The surgeon sits medial to the patient’s arm with an assistant lateral to the arm. The assistant externally rotates the patient’s shoulder and flexes the elbow to expose the medial epicondyle of the humerus and olecranon process of the ulna. The skin incision is marked in a line halfway between the medial epicondyle and olecranon, extending from this interval to approximately 2 to 3 cm distal over the FCU muscle, directly over the course of the ulnar nerve (▶Fig. 22.2). If a tourniquet is used, then the arm is raised and exsanguinated using an Esmarch bandage. The tourniquet is then inflated to 250 mm Hg and the Esmarch bandage is removed.

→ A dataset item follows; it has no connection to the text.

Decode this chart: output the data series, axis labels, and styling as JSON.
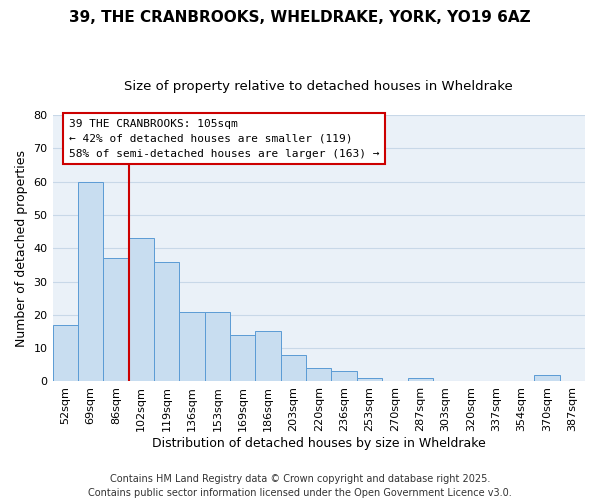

An incision is made with a no. 15 blade through skin and superficial subcutaneous tissue (▶Fig. 22.3). Tenotomy scissors are then used to spread the subcutaneous tissue in a direction perpendicular to the incision in order to identify posterior branches of the medial antebrachial cutaneous (MABC) nerve that course through the plane of dissection. Dissection with scissors continues to the deep fascia overlying the flexor/pronator origin, and skin flaps are mobilized sufficiently to expose this fascia.
The ulnar nerve can be palpated posterior to the medial epicondyle and courses posterior to the medial intermuscular septum. The leading edge of the FCU (Osborne’s ligament) is visualized proximally along with the medial intermuscular septum distally. An incision is made carefully with a no. 15 blade in the fascia overlying the nerve. Release is then continued proximally above the medial epicondyle to include aponeurotic fascia overlying the epicondylar groove and the arcade of Struthers, ending at the medial border of the medial head of the triceps muscle (▶Fig. 22.4).